Miller, CTO at Vidiom Systems Corp., picked up on that theme, saying "while we are encouraged by all of the current work in standards, we realize there is a missing piece, and that is what we will propose here."
What the duo proposed was an extension to OCAP that makes Java, the Internet programming language developed by Sun Microsystems, the uniform platform for applications development. Designed especially for the Internet's distributed environment with simpler coding than other languages, Java already is part of the OCAP specification.
Calzone and Miller proposed creating a Java-based applications protocol interface set simple enough to access boxes such as the DCT-2000 while supplying some of the sought-after applications found on higher-level boxes. Having this single API would greatly simplify applications development and interactive services deployments for MSOs.
Calzone said he and Miller have been talking with other MSO and gear vendor representatives about the idea, adding he was hoping for input from the conference "to really move this thing and make it happen."
Miller added that with satellite providers rapidly developing the next round of digital applications and services, "we can't wait for it for five years, so there does have to be a little bit of a fast track."
Another idea gaining some attention these days involves harnessing the Data Over Cable Service Interface Specification (DOCSIS) channel to carry digital set-top box out-of-band signaling functions. It is the basis of the DOCSIS Set-top Gateway (DSG) specification soon to be released by CableLabs. A follow-up advanced mode specification also is in the works.
Digital cable systems use out-of-band signaling to relay conditional access and encryption commands between the headend and set-top boxes. At present, proprietary signaling systems are used to carry these messages.
Unlike the cable-modem centric DOCSIS specification, DSG's scheme would be one-way, as are the proprietary out-of-band signaling systems in existing set-tops, said John Chapman, Cisco Systems Inc. distinguished engineer. Chapman said that was necessary to make it compatible with the real-world digital systems already in place.
"If you want to take your proprietary signaling messages from their existing channel, you take the messages and up them on top of DSG," he noted. "It is completely transparent–it is a layered transport."Attendance jumps, L.A. on deck
Providing further proof that 2004 could be a turnaround year for the cable tech sector, attendance at ET '04 was solid, jumping 15 percent to almost 800, versus 2003's totals.

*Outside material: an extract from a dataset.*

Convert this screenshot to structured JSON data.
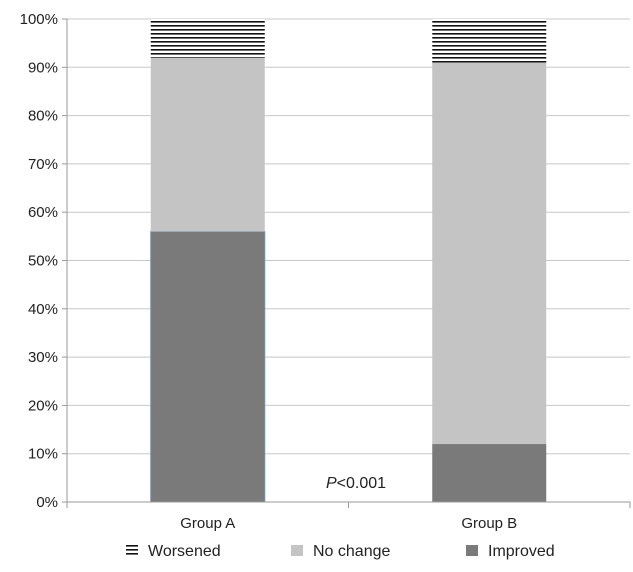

Still, the conference has some ground to gain if it's going to catch up to recent higher water marks during the dot-com boom. ET 2001, for example, drew about 1,100.

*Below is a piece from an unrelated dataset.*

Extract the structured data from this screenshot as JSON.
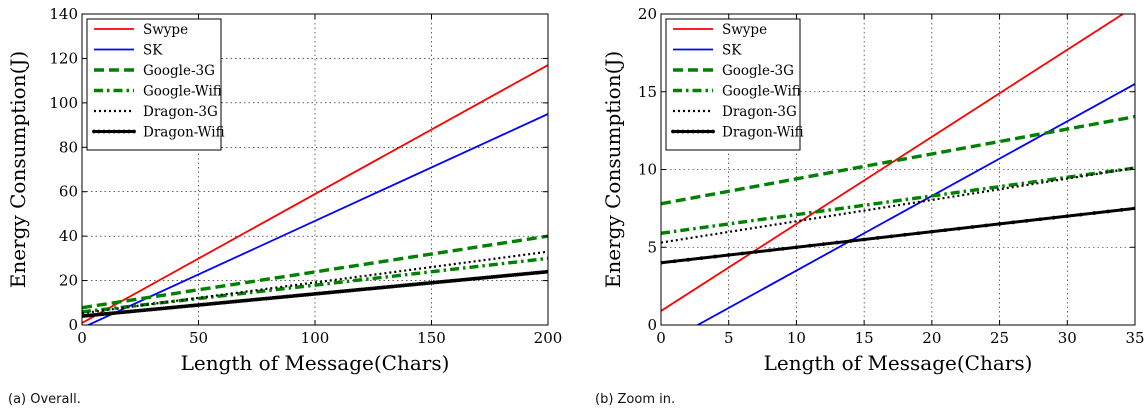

ET will get a chance to equal or better that mark in 2004, when things get underway again in Los Angeles. SCTE has tapped cable vet Tom Jokerst to chair the program subcommittee for next year's gathering. Jokerst is presently the chief technology officer of video-on-demand server startup Broadbus Technologies. Previously, he was senior vice president of advanced technology and a senior technical advisor for Charter Communications.
"I'm looking forward to the challenge of building a program for discussing innovations and advanced technologies that are three to five years out," Jokerst said in a prepared statement.